- 1Free cash flow = operating cash flow minus capital expenditures
- 2FCF is harder to manipulate than accounting earnings
- 3Positive FCF means a company can fund dividends, buybacks, and growth without external financing
- 4FCF yield (FCF / enterprise value) is one of the best valuation metrics
- 5Our profitability factor incorporates cash-based measures that capture FCF quality
#What Is Free Cash Flow?
Free cash flow (FCF) is the cash a company generates from its core business operations after subtracting the money spent on maintaining and expanding its asset base.
Formula: Free Cash Flow = Operating Cash Flow - Capital Expenditures
Think of it this way: operating cash flow is the cash the business generates from selling products and services. Capital expenditures are what it spends to maintain factories, equipment, and infrastructure. What remains is "free" — available for shareholders.
#Why FCF Matters More Than Earnings
Accounting earnings (net income) can be manipulated through accruals, depreciation methods, and one-time items.
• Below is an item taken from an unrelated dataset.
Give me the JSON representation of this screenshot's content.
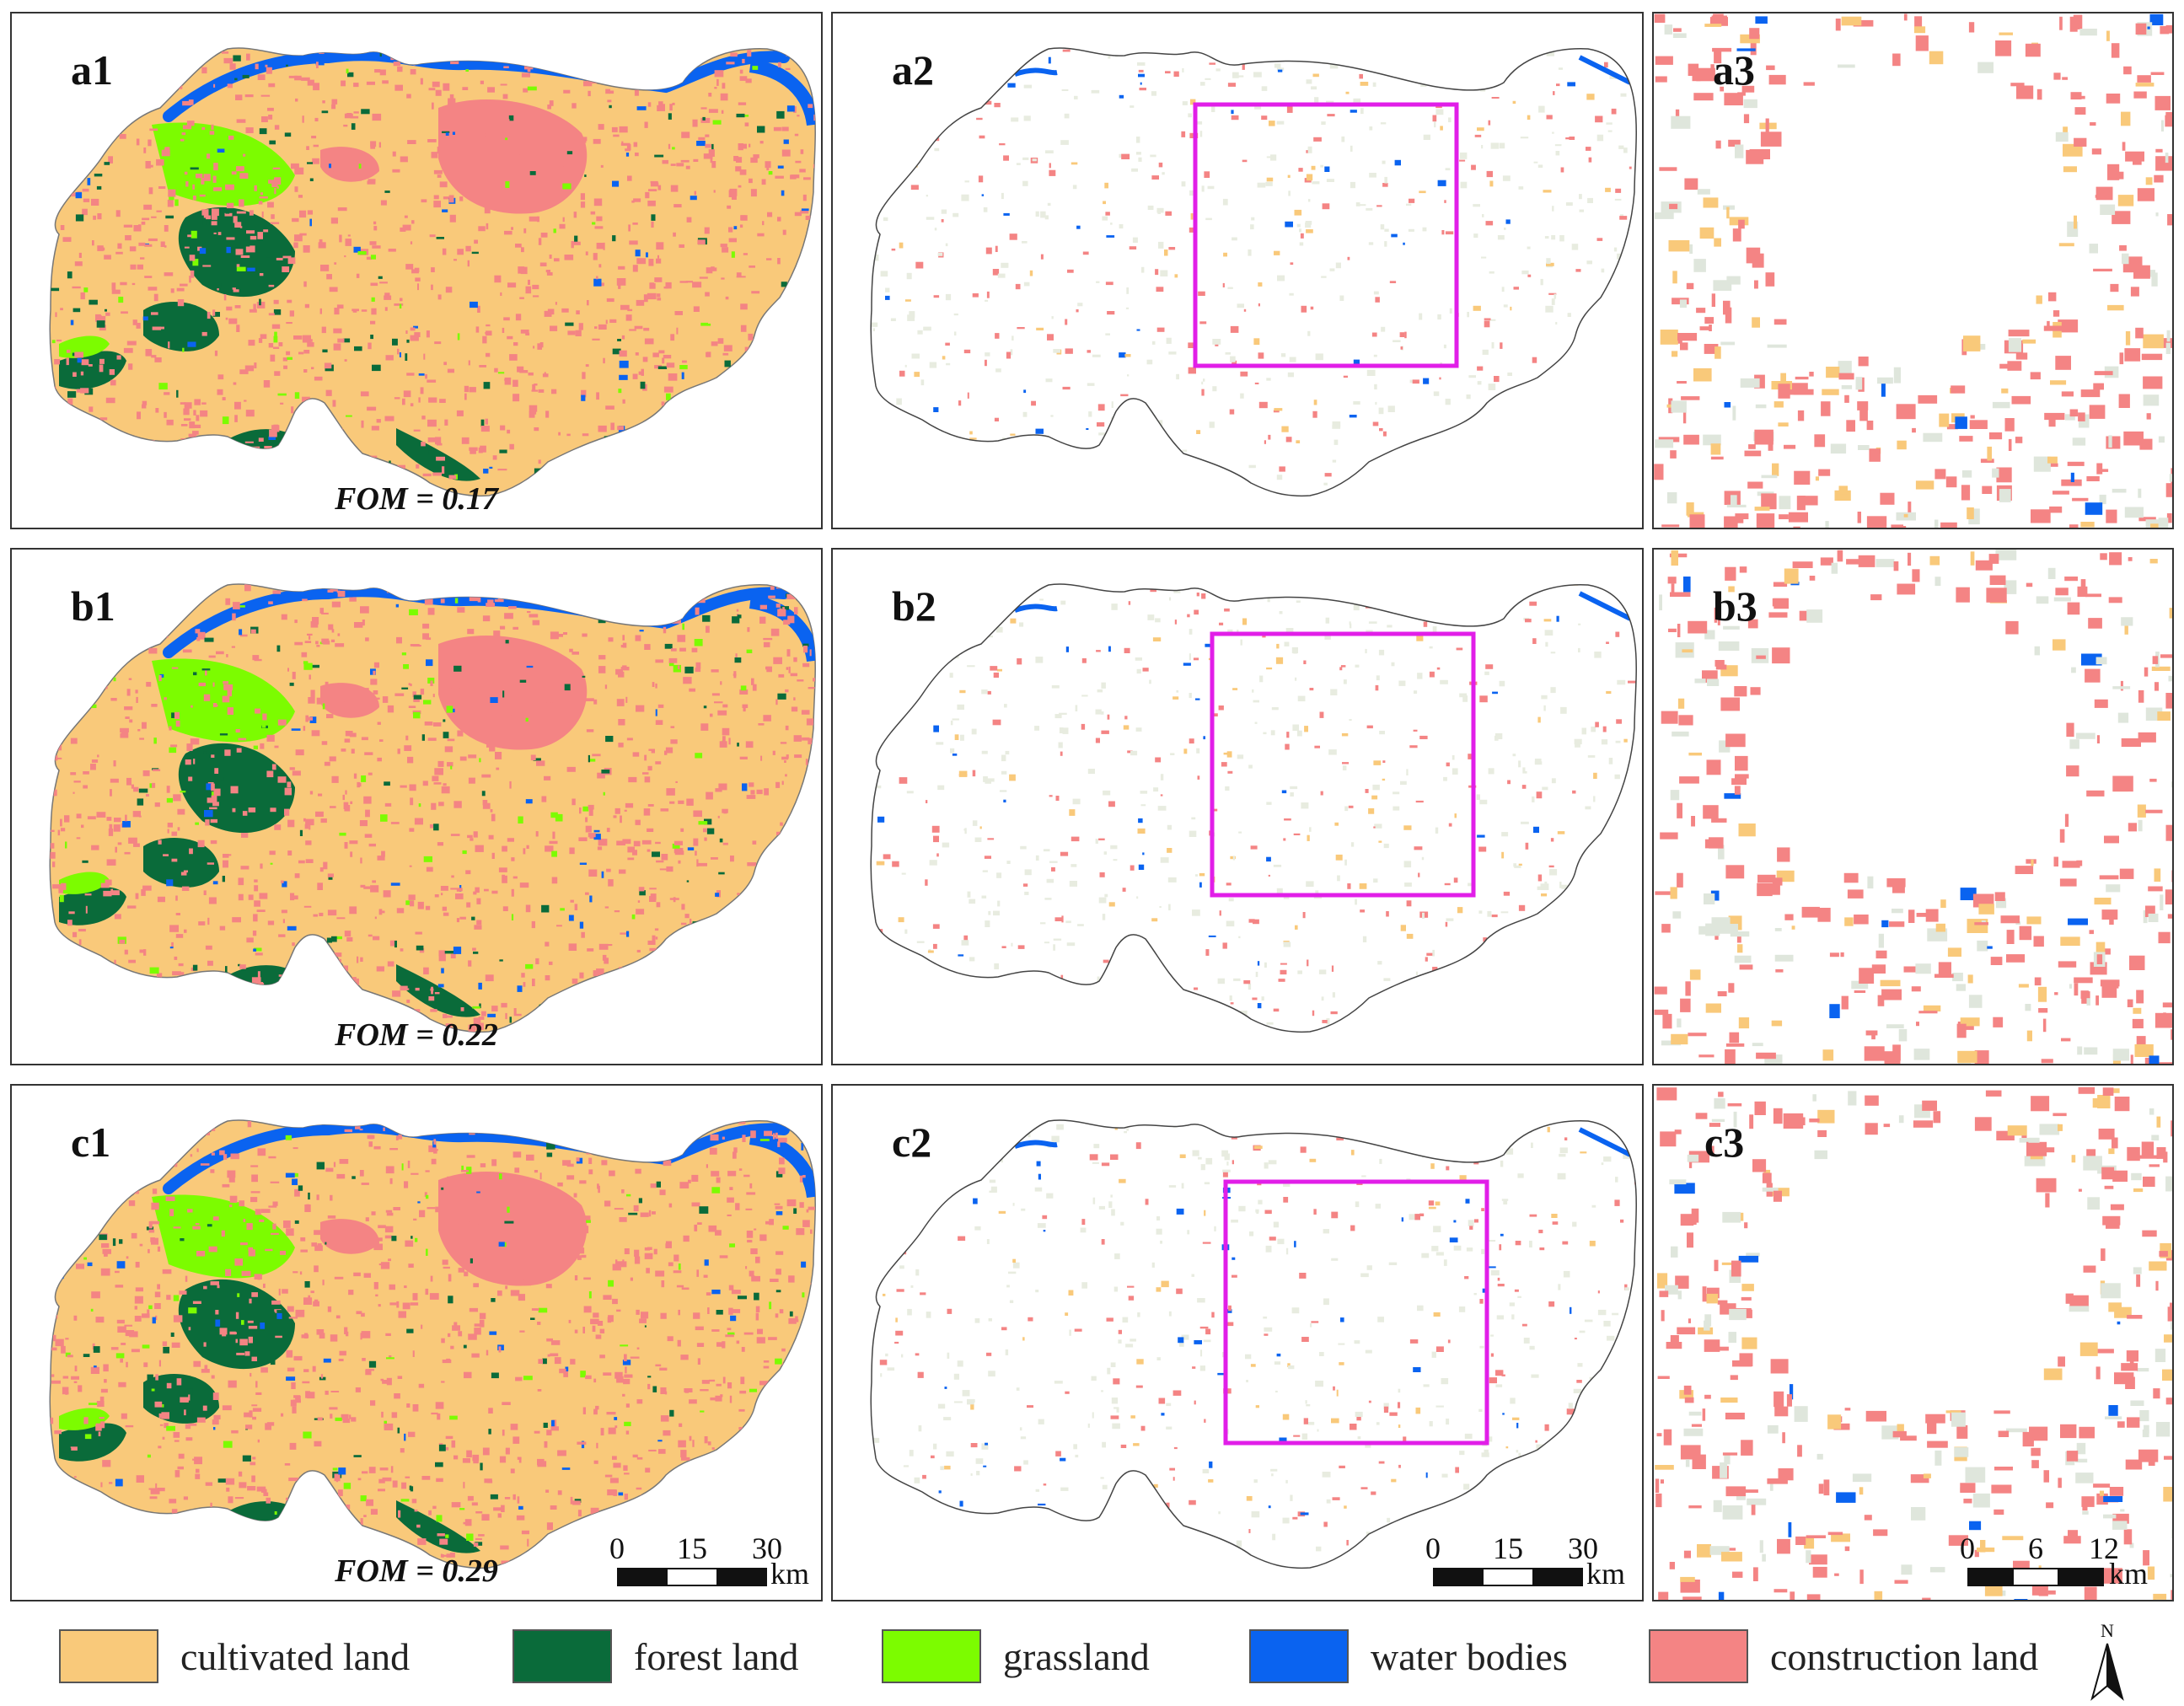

Free cash flow is much harder to fake because it measures actual cash movements.
| Metric | Can Be Manipulated? | What It Measures |
|---|---|---|
| Net Income | Yes — through accruals | Accounting profit |
| EBITDA | Somewhat | Pre-depreciation earnings |
| Operating Cash Flow | Difficult | Cash from operations |
| Free Cash Flow | Most difficult | Cash available to shareholders |
#How Companies Use Free Cash Flow
Positive free cash flow gives management four options:
- 1Pay dividends — Return cash directly to shareholders
- 2Buy back shares — Reduce share count, increasing per-share value
- 3Pay down debt — Strengthen the balance sheet
- 4Reinvest in growth — Fund acquisitions or organic expansion
The best capital allocators balance these options based on relative returns.
#FCF Yield: The Valuation Metric
FCF Yield = Free Cash Flow / Enterprise Value
| FCF Yield | Interpretation |
|---|---|
| Below 2% | Expensive — limited cash return |
| 2-4% | Fair value for growth companies |
| 4-6% | Attractive for quality companies |
| 6-8% | Cheap — if quality supports it |
| Above 8% | Very cheap or potential red flag |
Higher FCF yield means you are paying less for each dollar of cash the company generates.
#FCF Quality Indicators
Not all FCF is created equal:
- Consistency — Steady FCF over multiple years is more reliable than one good year
- Growth — FCF growing faster than revenue suggests improving efficiency
- Conversion — FCF as a percentage of net income above 80% indicates high earnings quality
- Sustainability — FCF that requires minimal capex is more durable than FCF from deferred maintenance
#How Our Model Captures FCF Quality
Our profitability factor uses cash-based operating profitability (following Ball et al., 2016), which closely aligns with free cash flow quality. Companies that generate strong FCF relative to assets score highly on our profitability measure.